Sharks hold most of the aces

    2013-02-26 12:42

    Rob Houwing, Sport24 chief writer

    Cape Town – Will a week prove to have been long enough for the Stormers to have remedied their array of woes from Loftus?

    That question will be answered at Kings Park on Saturday (kick-off 19:10) when they tackle the Sharks in “phase two” of their stiff three-match start to Super Rugby 2013, which is also to feature the visit of champions the Chiefs to Newlands before Allister Coetzee’s charges pause for a deep breath with a bye.

    The Durban date is keenly awaited nationwide, as it pits against each other the indisputably best-performing franchises in South Africa from last season as a whole: not only did eventual finalists the Sharks and the conference-topping Stormers go further than anyone else from these parts in Super Rugby, but they also met again in their slightly different guises in the Currie Cup final.

    Sharks coach John Plumtree wasted no time this week in pointing out that “our motivation in the off-season” was the slightly upset 25-18 loss in the latter final, against a weakened but grimly determined Western Province outfit.

    Some may interpret that as a deliberate, tactical move to kick an already wounded animal, given the Stormers’ rank incompetence, frankly, in the deserved reverse to the Bulls last Friday.

    But it is also impossible to escape the far from insignificant thought that the Sharks, in holding off the Cheetahs in a pulsating Bloemfontein clash, displayed strengths in all the areas where the Stormers had earlier come up glaringly short on the Highveld.

    So with home advantage in the unforgiving KwaZulu/Natal late summer humidity just another handy ally, it is difficult to believe too many tipsters will be leaning confidently toward the Capetonians.

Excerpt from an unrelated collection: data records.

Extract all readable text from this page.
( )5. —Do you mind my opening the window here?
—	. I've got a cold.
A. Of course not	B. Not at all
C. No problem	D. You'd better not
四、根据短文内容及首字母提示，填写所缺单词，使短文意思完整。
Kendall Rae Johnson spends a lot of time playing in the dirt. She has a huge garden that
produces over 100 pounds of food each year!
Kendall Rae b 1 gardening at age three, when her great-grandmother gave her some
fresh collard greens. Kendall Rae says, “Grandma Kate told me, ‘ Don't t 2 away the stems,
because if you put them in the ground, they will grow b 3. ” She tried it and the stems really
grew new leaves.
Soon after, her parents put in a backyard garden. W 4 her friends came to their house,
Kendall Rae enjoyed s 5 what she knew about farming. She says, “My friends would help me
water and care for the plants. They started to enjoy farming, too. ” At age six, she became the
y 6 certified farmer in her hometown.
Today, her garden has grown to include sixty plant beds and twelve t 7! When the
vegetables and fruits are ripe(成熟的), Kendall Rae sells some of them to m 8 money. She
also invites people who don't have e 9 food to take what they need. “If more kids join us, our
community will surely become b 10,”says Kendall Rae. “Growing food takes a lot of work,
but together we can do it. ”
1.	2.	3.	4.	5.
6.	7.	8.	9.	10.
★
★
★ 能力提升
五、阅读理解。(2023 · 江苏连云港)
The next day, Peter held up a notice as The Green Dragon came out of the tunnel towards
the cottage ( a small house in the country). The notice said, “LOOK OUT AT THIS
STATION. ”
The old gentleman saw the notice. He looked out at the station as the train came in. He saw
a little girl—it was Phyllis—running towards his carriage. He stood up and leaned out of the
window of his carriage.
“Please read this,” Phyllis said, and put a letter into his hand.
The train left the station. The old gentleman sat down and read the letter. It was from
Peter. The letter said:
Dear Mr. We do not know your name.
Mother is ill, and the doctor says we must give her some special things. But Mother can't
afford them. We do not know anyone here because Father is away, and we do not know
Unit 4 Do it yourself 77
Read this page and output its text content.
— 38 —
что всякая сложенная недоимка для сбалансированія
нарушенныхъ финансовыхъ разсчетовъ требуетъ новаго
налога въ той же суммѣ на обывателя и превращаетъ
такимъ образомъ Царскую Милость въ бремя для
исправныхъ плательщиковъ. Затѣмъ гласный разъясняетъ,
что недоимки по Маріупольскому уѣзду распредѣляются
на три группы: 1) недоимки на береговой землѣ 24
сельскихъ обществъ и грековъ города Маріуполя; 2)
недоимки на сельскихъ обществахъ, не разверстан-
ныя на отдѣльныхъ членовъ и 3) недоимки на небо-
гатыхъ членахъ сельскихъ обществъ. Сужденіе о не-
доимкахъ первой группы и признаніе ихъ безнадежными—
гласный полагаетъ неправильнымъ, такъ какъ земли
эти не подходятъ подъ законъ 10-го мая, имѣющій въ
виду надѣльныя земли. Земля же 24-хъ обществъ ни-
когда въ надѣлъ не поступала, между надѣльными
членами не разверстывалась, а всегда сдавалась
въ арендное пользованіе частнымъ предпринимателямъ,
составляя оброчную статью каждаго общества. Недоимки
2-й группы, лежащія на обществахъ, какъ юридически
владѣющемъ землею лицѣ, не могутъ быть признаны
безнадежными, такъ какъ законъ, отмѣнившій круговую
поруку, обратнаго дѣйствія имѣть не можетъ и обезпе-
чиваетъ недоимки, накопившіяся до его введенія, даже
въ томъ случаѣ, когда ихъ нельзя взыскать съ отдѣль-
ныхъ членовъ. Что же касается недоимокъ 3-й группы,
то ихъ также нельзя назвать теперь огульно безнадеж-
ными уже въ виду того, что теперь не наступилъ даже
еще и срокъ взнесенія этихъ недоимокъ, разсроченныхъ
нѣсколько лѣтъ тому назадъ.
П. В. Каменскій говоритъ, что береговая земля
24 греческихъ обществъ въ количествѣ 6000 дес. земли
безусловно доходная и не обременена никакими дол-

    First and foremost, perhaps, the Sharks scrum largely delivered a compelling performance in that area that was in marked contrast to the Stormers’ failed quest to subdue a Bulls eight not especially renowned in recent years for technical ability in the department.

    Springbok prop stalwarts Jannie du Plessis and Tendai Mtawarira looked in ominously good early-season nick against the retreating Cheetahs, with the “Beast” appearing to take special relish in turning the heat on Coenie Oosthuizen when the admittedly undercooked behemoth entered the fray after a long layoff as a substitute at tighthead.

    Whether or not the Stormers tweak their front row (and tight five more broadly) for Saturday, expect the home side to spiritedly seek ascendancy once more at scrum-time.

    Another phenomenon from the last round of matches was the Sharks showing positive signs of rectifying their lineout game ... an Achilles’ heel for several years.

    Franco van der Merwe has been a shrewd loan pick-up from the Lions, with his influence evident as the Sharks put plenty of pressure on the Cheetahs’ throw-in, even if their own wasn’t quite the finished article.

    Again by contrast, the Stormers were unusually blundering at the lineout against the Bulls; they could not even get the 2.08m trump card Andries Bekker into the game in that facet much, although lock partner De Kock Steenkamp – whilst still not the ideal No 4 in a broader sense -- mercifully banked a few clean takes.

    Bekker will come under scrutiny in Durban: the lanky Bok was as patchy as the rest of his team-mates at Loftus, and if he sometimes loomed up effectively with those long strides of his in wide positions during attacking moves, he may well be expected to be more influential much nearer the coalface this weekend.

    Then how about the greatly differing fortunes of the flyhalves?

    If Stormers debutant Elton Jantjies scored no more than a hypothetical “four out of 10” at Loftus (his strangely wayward place-kicking especially marking him down), Pat Lambie arguably registered an altogether more glowing eight in Bloemfontein.

    Not only did Test incumbent Lambie land his goals with pleasing efficiency, his general play was assured and constructive, allowing men outside him like Paul Jordaan and Lwazi Mvovo room for some thrilling bursts of pace.

    The Stormers, despite nominally registering two tries to the Bulls’ one in the defeat, still showed a tendency to be a little too lateral and blunt in backline play, and battled to get one of their own most renowned game-breaking flyers, Gio Aplon, into the game.

    All those things said, there will be plenty of astute Sharks fans not wholly prepared to disdainfully write off the Stormers’ chances in the “Tank” on Saturday.

    They will know that atonement for Loftus ought to be a pretty forceful objective in the collective minds of their opponents -- something that could draw the combatants very, very close together.